А Курепа запустил пятерню в бороду. Не чисто дело! Седмицу назад разбойный люд торговый обоз обокрал, что шел лесной дорогой на Москву. Пятуня же в лесах бортничеством промышляет. Не знается ли он с лихими? Вот и этот, неведомо откуда пришедший детина, не случайно бортника выкупил. Темное дело!

Кивнул ярыжке:

– Кличь стрельцов.

Служилых далеко искать не надо: четверо шныряли по торгу.

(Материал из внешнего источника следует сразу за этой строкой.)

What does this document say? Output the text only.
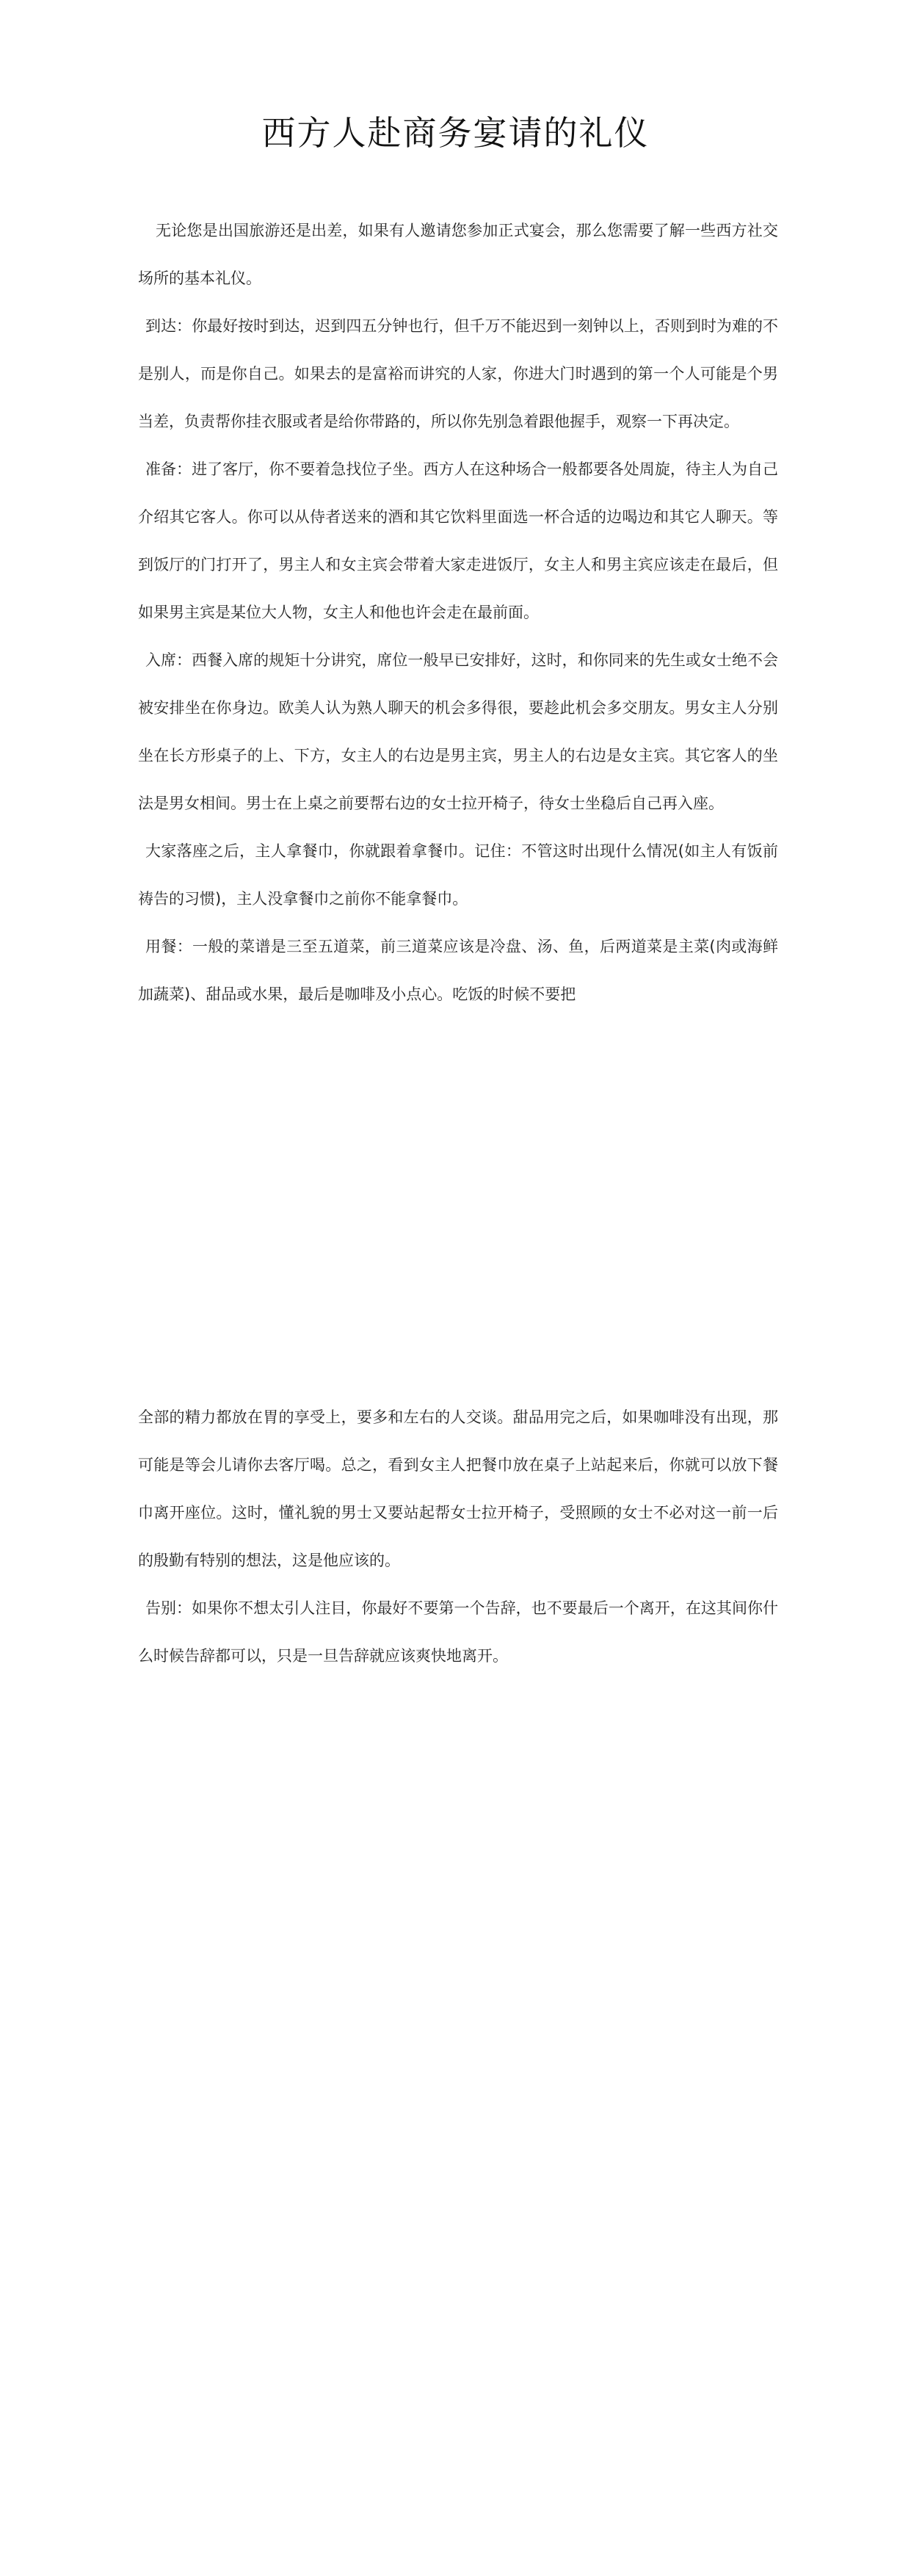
西方人赴商务宴请的礼仪

无论您是出国旅游还是出差，如果有人邀请您参加正式宴会，那么您需要了解一些西方社交场所的基本礼仪。

到达：你最好按时到达，迟到四五分钟也行，但千万不能迟到一刻钟以上，否则到时为难的不是别人，而是你自己。如果去的是富裕而讲究的人家，你进大门时遇到的第一个人可能是个男当差，负责帮你挂衣服或者是给你带路的，所以你先别急着跟他握手，观察一下再决定。

准备：进了客厅，你不要着急找位子坐。西方人在这种场合一般都要各处周旋，待主人为自己介绍其它客人。你可以从侍者送来的酒和其它饮料里面选一杯合适的边喝边和其它人聊天。等到饭厅的门打开了，男主人和女主宾会带着大家走进饭厅，女主人和男主宾应该走在最后，但如果男主宾是某位大人物，女主人和他也许会走在最前面。

入席：西餐入席的规矩十分讲究，席位一般早已安排好，这时，和你同来的先生或女士绝不会被安排坐在你身边。欧美人认为熟人聊天的机会多得很，要趁此机会多交朋友。男女主人分别坐在长方形桌子的上、下方，女主人的右边是男主宾，男主人的右边是女主宾。其它客人的坐法是男女相间。男士在上桌之前要帮右边的女士拉开椅子，待女士坐稳后自己再入座。

大家落座之后，主人拿餐巾，你就跟着拿餐巾。记住：不管这时出现什么情况(如主人有饭前祷告的习惯)，主人没拿餐巾之前你不能拿餐巾。

用餐：一般的菜谱是三至五道菜，前三道菜应该是冷盘、汤、鱼，后两道菜是主菜(肉或海鲜加蔬菜)、甜品或水果，最后是咖啡及小点心。吃饭的时候不要把

全部的精力都放在胃的享受上，要多和左右的人交谈。甜品用完之后，如果咖啡没有出现，那可能是等会儿请你去客厅喝。总之，看到女主人把餐巾放在桌子上站起来后，你就可以放下餐巾离开座位。这时，懂礼貌的男士又要站起帮女士拉开椅子，受照顾的女士不必对这一前一后的殷勤有特别的想法，这是他应该的。

告别：如果你不想太引人注目，你最好不要第一个告辞，也不要最后一个离开，在这其间你什么时候告辞都可以，只是一旦告辞就应该爽快地离开。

– Взять облыжника – и в Губную избу!

Иванка осерчал:

– Спятил, староста. Никуда не пойду!

Оттолкнул могучим плечом одного из стрельцов, и тот аж о правежный столб ударился.

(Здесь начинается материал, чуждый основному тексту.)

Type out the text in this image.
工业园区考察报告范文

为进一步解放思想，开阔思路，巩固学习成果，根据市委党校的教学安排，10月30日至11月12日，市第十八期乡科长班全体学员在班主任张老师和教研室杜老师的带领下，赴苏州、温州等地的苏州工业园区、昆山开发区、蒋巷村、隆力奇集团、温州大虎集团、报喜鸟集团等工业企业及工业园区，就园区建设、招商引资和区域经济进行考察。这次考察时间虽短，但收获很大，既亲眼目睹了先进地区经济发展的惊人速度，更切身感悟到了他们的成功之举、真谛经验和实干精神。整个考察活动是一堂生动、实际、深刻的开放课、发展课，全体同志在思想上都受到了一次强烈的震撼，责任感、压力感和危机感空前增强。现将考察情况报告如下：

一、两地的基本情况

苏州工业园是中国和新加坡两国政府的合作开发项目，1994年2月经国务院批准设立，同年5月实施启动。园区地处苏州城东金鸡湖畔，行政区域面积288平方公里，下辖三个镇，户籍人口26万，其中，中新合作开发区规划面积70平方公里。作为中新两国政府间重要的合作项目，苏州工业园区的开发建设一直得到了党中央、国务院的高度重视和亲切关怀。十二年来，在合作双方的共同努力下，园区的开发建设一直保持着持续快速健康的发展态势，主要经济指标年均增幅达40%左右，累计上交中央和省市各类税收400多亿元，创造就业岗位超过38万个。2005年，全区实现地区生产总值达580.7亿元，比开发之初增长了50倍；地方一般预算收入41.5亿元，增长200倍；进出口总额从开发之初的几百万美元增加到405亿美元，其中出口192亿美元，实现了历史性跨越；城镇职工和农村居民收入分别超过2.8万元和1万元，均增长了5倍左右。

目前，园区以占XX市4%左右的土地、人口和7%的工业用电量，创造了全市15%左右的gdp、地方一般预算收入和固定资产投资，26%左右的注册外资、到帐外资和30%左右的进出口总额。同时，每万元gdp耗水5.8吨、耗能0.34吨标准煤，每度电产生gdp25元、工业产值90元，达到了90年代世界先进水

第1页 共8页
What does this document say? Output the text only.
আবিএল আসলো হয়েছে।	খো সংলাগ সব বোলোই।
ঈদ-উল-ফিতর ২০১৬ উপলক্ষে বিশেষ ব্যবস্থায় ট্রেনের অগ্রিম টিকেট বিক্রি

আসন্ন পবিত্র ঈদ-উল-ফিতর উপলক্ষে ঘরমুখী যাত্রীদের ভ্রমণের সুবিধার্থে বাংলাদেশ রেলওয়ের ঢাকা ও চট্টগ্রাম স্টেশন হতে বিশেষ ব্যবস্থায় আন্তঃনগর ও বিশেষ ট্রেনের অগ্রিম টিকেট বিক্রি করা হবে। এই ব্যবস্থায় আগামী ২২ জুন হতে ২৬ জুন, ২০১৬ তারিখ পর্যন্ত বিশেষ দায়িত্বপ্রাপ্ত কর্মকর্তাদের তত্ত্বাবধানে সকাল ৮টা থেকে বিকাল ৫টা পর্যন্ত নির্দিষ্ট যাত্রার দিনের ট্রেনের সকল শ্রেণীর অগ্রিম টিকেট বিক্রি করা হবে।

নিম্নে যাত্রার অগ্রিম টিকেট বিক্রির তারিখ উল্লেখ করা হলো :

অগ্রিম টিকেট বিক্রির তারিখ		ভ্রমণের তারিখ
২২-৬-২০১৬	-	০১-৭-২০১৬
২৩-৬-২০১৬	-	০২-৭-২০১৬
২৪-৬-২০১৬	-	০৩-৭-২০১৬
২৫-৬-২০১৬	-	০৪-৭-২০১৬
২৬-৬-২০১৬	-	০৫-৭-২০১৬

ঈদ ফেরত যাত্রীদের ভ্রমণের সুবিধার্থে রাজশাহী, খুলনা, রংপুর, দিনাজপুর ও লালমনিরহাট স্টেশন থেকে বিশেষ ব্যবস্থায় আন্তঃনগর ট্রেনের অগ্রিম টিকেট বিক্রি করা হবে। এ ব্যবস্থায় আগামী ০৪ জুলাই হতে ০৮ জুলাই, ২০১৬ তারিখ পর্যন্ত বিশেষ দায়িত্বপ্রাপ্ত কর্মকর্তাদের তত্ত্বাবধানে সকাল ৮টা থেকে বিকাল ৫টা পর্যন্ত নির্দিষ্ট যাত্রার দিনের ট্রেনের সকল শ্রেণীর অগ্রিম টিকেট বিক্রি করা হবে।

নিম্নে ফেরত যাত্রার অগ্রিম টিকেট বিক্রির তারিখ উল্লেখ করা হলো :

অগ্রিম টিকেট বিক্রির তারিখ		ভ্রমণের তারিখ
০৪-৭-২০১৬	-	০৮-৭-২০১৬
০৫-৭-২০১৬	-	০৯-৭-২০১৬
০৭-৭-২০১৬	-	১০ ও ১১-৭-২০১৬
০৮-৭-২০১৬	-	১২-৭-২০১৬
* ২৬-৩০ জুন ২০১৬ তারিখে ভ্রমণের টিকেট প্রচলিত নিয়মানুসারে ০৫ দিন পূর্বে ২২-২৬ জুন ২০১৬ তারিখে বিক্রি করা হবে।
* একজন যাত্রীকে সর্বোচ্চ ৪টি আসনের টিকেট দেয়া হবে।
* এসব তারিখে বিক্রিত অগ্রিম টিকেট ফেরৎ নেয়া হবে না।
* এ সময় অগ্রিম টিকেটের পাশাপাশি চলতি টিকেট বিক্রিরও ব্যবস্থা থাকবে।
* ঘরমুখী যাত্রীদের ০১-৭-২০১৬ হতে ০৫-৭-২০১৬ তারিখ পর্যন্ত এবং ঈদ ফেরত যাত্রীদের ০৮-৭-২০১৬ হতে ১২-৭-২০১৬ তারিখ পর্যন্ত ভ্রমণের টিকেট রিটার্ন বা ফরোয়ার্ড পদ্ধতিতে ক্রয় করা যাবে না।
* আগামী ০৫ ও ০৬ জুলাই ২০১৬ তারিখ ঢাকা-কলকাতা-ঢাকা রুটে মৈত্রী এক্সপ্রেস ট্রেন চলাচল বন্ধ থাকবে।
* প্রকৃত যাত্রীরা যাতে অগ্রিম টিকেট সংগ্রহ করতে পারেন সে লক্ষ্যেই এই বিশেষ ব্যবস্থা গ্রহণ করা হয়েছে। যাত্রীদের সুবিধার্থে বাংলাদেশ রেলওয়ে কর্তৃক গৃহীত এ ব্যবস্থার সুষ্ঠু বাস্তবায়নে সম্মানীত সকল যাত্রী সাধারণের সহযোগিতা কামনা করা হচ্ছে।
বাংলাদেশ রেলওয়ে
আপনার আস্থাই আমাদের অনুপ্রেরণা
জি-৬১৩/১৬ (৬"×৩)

– Царевых воинов бить?! – взвился Курепа. – Вяжи лиходея кушаками!

Но связать Иванку было не так-то просто: вмиг раскидал стрельцов. Те озлились, вдругорядь угрозливо набежали с бердышами113.

– Зарубим, собака!

К стрельцам метнулась Настенка, клещом вцепилась за древко бердыша.

– Не трогайте моего мужа!

Тут и Сусанна подала свой голос:

– Мой сын ни в чем не повинен. Отпустите его, ради Христа!

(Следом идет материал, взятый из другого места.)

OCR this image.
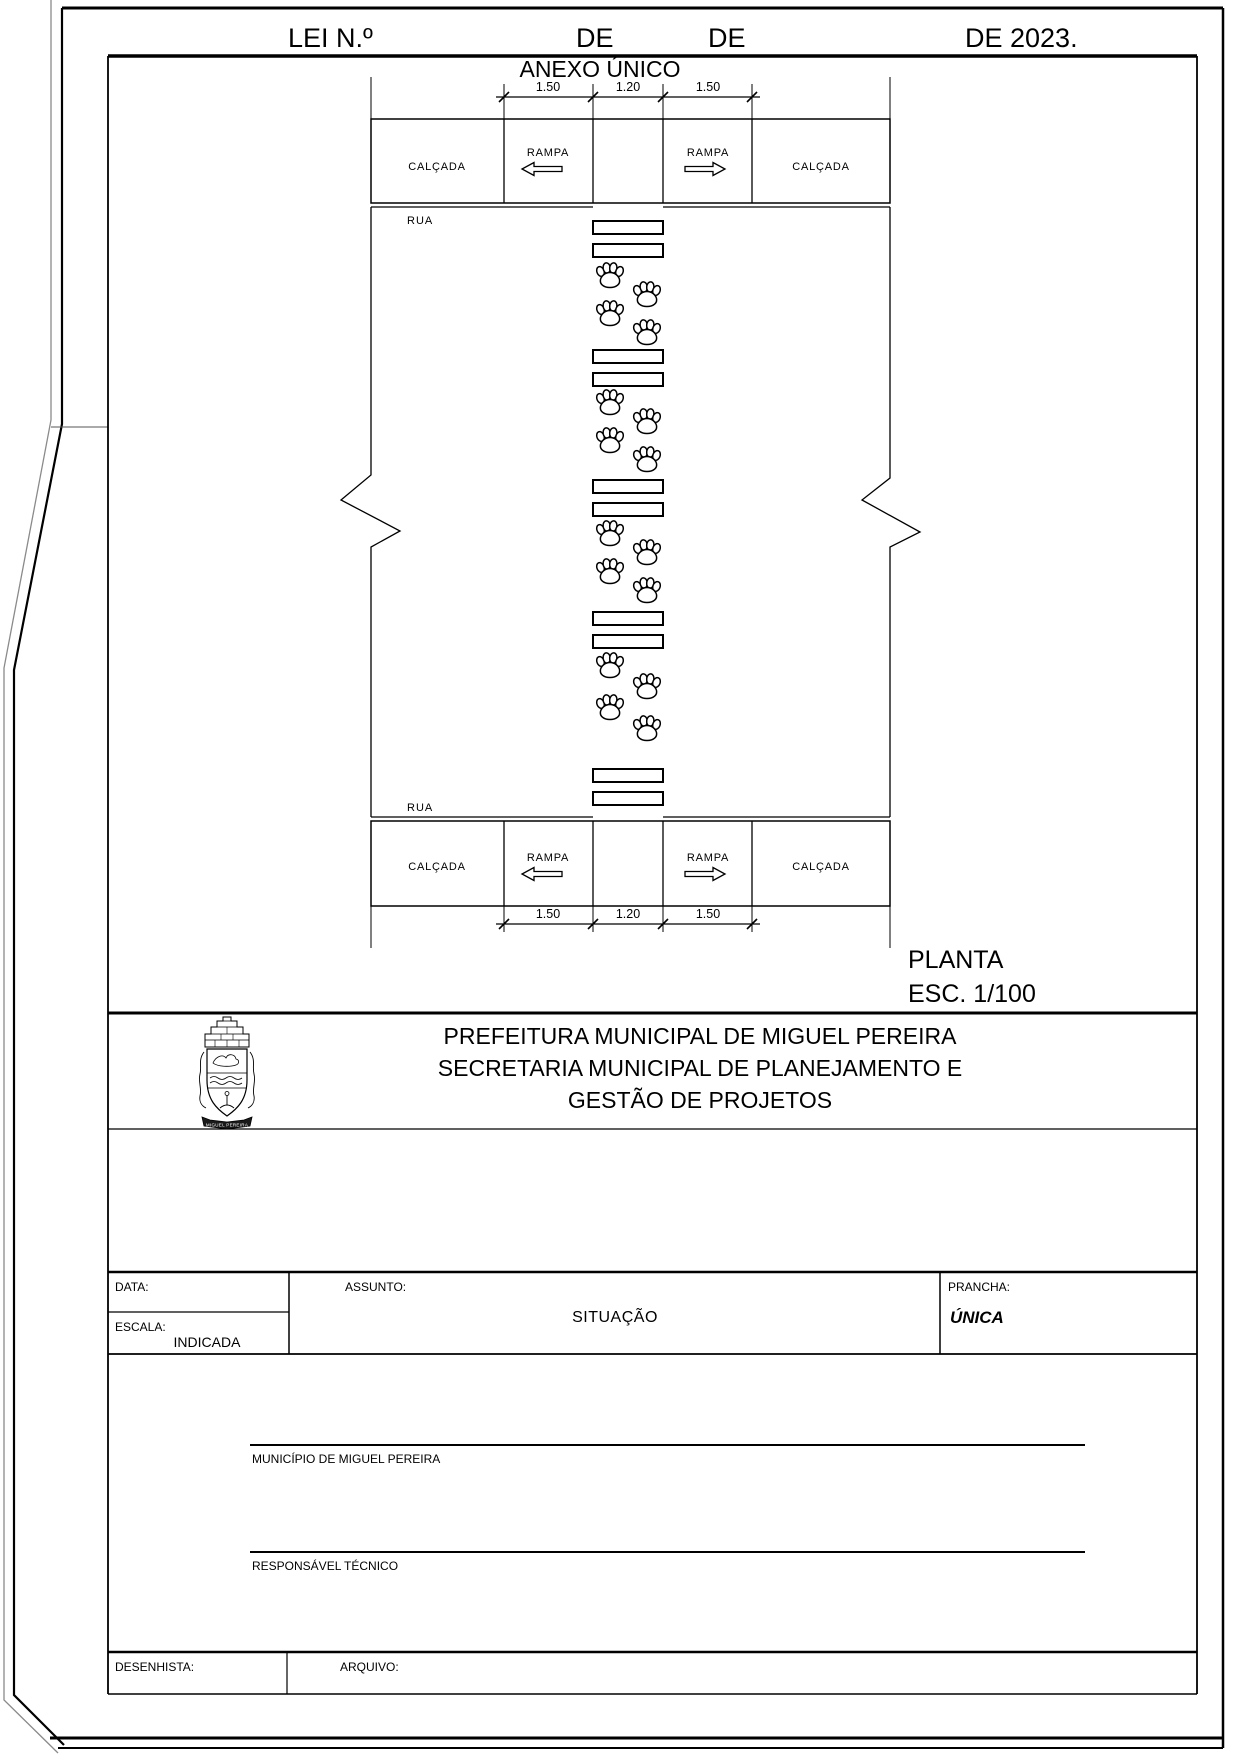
LEI N.º	DE	DE	DE 2023.
ANEXO ÚNICO
1.50	1.20	1.50
CALÇADA
RAMPA	RAMPA
CALÇADA
RUA
RUA
CALÇADA
RAMPA	RAMPA
CALÇADA
1.50	1.20	1.50
PLANTA
ESC. 1/100
PREFEITURA MUNICIPAL DE MIGUEL PEREIRA
SECRETARIA MUNICIPAL DE PLANEJAMENTO E
GESTÃO DE PROJETOS
MIGUEL PEREIRA
DATA:
ESCALA:
INDICADA
ASSUNTO:
SITUAÇÃO
PRANCHA:
ÚNICA
MUNICÍPIO DE MIGUEL PEREIRA
RESPONSÁVEL TÉCNICO
DESENHISTA:	ARQUIVO:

– Разберемся, женка. Губная изба любой язык развяжет.

– А с бабами что?

– И баб в Губную. Никак, лихая семейка. Кнут – не Бог, но правду сыщет.

99

С е р м я г а – кафтан из грубого некрашеного сукна.

100

Деревянный храм Иоанна Богослова стоял у перевоза с древних времен. Предивный же храм, который стоит сейчас на Ишне, был возведен без единого гвоздя архимандритом монастыря Герасимом при ростовском митрополите Ионе Сысоевиче в 1687 году, построен как памятник. Служба в нем проводилась один раз в год. Для нас этот памятник – вещественное доказательство того, что предки наши свое умение «работать по дереву» могли превратить в творчество, поднять до степени подлинного искусства.

101

Путь от Москвы и Переяславля проходил не там, где сейчас, а севернее, через нынешнее селение Богослов.

102

К и с а – древнее название кошелька.

103

Б л а ж е н н ы е в о Х р и с т е – юродивые.

104

О б ъ е з ж и е г о л о в ы – выборные посадские люди, смотревшие за порядком на улицах, слободах и площадях.

105

Церковь была построена из дерева в 1206 году и во время набега Сапеги и Лисовского разграблена и сожжена. Около сорока лет это место пустовало, а в июле 1654 в Ростове разразилась «моровая язва», да такая сильная, что много людей умирало, и живые не успевали хоронить мертвых. Не зная, как бороться с эпидемией, ростовцы на денежные сборы построили на этом месте деревянный храм, но сильный пожар 1671 года вновь спалил церковь до основания. Каменная же церковь Спаса на Торгу построена на средства горожан в 1685 г. при митрополите Ионе Сысоевиче.

106

К а т – палач.

107

П р а в е ж – править, взыскать. Ежедневное битье батогами несостоятельного должника, являвшееся средством принуждения к уплате долга. Чем больше был долг, тем длиннее срок правежа. В случае неуплаты долга по истечении срока правежа должники (за исключением служилых людей) отдавались в холопы истцу.

108

На месте бывшей Колхозной площади.

109

С у с л о – отвар крахмалистых и сахаристых веществ, из которых приготовляли спирт и пиво.

110

На месте бывшего пожарного депо.

111

С р я д а – старинное название одежды.

112

О б л ы ж н и к – обманщик.

113

Б е р д ы ш – старинное холодное оружие – боевой топор с лезвием в виде вытянутого полумесяца, насаженный на длинное древко.